I still do, you know…love you like a woman loves a man she never touches. Only writes to and keeps little photographs of. Alone never felt right–sometimes it felt good, but it never felt right. Those could be your words. Alone has never been your comfort zone. Not really. You, a lion among wolves. And something is hurting you. That’s why you need pot or gin. Or endless porn. Or screaming beats turned up so fucking loud you don’t have to think. I know you’re like the dog who got across the busy street—it wasn’t just luck. It pays to be a tough son-of-a-bitch, the world belongs to the strong. You live this reality. I wonder what keeps you coming back to me? Wonder what made you want me in the first place? Did my eyes say love loudly? Have they fucked you forever? Was it because I loved your brain. Your smile. Your hurt.
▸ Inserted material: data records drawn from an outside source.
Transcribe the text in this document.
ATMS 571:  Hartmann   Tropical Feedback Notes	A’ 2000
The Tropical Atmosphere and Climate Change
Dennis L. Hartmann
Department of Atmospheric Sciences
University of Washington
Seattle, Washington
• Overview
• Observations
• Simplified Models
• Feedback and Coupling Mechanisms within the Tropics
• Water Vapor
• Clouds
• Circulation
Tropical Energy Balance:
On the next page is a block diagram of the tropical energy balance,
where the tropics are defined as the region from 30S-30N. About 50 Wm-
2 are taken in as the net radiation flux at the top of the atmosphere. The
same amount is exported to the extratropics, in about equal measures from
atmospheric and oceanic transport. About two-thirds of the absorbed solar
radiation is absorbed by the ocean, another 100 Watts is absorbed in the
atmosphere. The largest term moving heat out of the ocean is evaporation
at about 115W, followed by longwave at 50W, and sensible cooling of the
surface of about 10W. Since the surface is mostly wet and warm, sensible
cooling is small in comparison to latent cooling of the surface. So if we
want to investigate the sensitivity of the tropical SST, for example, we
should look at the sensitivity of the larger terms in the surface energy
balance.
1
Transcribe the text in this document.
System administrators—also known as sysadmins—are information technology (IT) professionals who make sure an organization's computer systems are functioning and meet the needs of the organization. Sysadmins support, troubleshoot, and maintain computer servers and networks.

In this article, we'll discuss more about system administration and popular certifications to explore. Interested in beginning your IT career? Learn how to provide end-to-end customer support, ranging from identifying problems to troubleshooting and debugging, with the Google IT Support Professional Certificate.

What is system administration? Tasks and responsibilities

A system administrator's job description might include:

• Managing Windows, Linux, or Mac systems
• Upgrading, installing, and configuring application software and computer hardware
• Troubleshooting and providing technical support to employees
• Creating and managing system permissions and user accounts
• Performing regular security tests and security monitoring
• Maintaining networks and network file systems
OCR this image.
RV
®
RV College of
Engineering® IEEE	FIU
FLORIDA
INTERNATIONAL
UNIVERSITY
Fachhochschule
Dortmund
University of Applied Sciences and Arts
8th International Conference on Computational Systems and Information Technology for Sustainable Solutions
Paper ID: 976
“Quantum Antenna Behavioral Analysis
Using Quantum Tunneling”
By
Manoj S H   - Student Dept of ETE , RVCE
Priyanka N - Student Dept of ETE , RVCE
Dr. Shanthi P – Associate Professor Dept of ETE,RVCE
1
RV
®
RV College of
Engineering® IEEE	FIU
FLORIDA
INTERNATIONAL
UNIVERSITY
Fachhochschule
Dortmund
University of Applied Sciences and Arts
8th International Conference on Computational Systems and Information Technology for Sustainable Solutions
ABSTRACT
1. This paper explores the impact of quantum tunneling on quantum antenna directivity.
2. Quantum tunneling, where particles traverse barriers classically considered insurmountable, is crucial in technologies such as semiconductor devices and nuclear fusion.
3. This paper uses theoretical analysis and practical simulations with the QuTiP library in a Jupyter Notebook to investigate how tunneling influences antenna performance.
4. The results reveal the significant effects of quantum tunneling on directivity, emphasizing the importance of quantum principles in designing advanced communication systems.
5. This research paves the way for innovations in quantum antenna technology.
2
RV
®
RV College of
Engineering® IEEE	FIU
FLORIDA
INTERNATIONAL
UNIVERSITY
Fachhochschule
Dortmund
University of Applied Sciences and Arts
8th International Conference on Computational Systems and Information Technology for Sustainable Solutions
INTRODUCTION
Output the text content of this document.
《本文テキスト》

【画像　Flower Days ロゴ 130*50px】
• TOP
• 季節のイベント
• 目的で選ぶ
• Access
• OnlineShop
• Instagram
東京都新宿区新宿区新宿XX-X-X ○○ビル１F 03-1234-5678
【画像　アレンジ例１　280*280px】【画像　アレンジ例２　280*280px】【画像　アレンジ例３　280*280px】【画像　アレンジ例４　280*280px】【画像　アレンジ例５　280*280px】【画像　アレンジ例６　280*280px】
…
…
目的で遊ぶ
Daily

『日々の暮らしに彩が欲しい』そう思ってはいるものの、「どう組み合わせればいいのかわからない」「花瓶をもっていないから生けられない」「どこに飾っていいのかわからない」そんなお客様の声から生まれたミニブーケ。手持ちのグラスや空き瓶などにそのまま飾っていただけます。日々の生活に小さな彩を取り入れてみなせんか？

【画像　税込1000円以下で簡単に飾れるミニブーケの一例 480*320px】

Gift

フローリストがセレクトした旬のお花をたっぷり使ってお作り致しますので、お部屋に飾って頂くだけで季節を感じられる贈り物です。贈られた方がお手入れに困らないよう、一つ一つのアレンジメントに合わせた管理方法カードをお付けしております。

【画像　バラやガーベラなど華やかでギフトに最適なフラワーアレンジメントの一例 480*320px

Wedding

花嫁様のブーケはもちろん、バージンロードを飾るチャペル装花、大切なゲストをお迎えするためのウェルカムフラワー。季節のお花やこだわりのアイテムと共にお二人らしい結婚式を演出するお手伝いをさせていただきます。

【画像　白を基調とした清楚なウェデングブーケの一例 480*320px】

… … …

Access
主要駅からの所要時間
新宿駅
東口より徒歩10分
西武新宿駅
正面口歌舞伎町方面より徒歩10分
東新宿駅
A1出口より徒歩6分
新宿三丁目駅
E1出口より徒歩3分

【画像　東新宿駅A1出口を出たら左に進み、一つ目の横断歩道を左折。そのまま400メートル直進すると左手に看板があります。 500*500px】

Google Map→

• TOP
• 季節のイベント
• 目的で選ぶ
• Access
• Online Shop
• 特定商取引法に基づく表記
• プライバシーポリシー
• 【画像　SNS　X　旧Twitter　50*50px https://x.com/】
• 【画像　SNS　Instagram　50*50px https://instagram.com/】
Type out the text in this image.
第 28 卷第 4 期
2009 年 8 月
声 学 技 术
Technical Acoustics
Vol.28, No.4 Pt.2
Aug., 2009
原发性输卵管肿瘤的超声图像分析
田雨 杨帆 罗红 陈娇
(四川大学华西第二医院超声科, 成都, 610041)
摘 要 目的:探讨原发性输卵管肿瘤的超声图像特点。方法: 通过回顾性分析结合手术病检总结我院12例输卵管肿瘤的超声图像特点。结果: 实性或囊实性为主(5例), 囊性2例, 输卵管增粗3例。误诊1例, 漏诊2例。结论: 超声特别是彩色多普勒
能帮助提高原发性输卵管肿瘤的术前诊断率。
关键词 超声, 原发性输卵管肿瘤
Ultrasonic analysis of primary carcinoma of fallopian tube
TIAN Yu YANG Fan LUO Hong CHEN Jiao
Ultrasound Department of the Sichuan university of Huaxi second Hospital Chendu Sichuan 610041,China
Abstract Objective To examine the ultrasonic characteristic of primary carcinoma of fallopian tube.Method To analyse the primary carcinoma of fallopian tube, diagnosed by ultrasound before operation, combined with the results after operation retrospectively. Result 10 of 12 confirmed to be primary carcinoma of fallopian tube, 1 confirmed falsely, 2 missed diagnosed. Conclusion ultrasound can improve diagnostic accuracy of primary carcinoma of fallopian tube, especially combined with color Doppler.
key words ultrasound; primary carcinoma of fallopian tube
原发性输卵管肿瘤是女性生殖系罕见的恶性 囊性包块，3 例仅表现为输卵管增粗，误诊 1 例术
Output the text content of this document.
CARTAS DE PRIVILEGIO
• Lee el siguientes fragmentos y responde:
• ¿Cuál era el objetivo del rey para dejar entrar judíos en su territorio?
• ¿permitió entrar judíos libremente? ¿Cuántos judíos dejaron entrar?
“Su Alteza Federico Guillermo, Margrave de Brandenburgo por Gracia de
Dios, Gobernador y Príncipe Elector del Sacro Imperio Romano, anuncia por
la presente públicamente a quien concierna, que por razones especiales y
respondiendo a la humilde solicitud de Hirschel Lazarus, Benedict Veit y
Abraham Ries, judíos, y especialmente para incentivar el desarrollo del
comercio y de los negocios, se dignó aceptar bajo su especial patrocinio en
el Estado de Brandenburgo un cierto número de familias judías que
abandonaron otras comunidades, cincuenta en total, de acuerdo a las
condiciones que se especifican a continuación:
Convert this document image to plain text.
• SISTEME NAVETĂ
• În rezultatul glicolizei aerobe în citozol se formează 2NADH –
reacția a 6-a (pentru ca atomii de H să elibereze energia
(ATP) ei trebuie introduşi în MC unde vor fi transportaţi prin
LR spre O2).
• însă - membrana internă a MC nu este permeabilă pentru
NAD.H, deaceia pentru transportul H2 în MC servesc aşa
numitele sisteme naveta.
More than your street-smart persona.

‘Cause I loved you like a woman loves a man she never touches. Your txts got briefer. And I betrayed you. See how I threw that in there? Like it’s no big thing. But we both know it is. Both know that’s the kind of shit choice that changes everything. Though changes don’t always mean endings. Hurting you made me climb out of bed in the morning thinking I’m not gonna make it. But then I laughed inside, remembering all the times I’ve felt that way. All the times I thought the pain was too much to stand. All the times it turned out that love failed, and life went on. Baby, I wanted to write, I love you like a woman loves a man she never touches, only writes to. And sends pictures to. And btw, all lovers betray. It’s part of loving. Betrayal. You have, or will, do it to me too. All we get to do is decide which loves are worth bleeding over and forgiving anyway, and which ones make us cut and run. ‘Cause everyone is gonna let you down. Everyone. Sooner or later.

So I loved you like a woman loves a man she never touches, only writes to, keeps little photographs of. I wanted so much that is not here and I didn’t know where to go. How to actuate. I wanted to be with you, it was as simple and complicated as that. Some days I allowed myself to dream…we were in bed together laughing. Meanwhile things go on. I wanted you to be the one I wanted in my mind and my gut and my bathroom. But that feels so real and an ocean of water and years and cultures separates us. Makes me wonder if you and me could ever be real. I love you, but I don’t know what to do. Nobody can save us but ourselves. Poetry is just what happens when nothing else can and we are here laughing at the odds.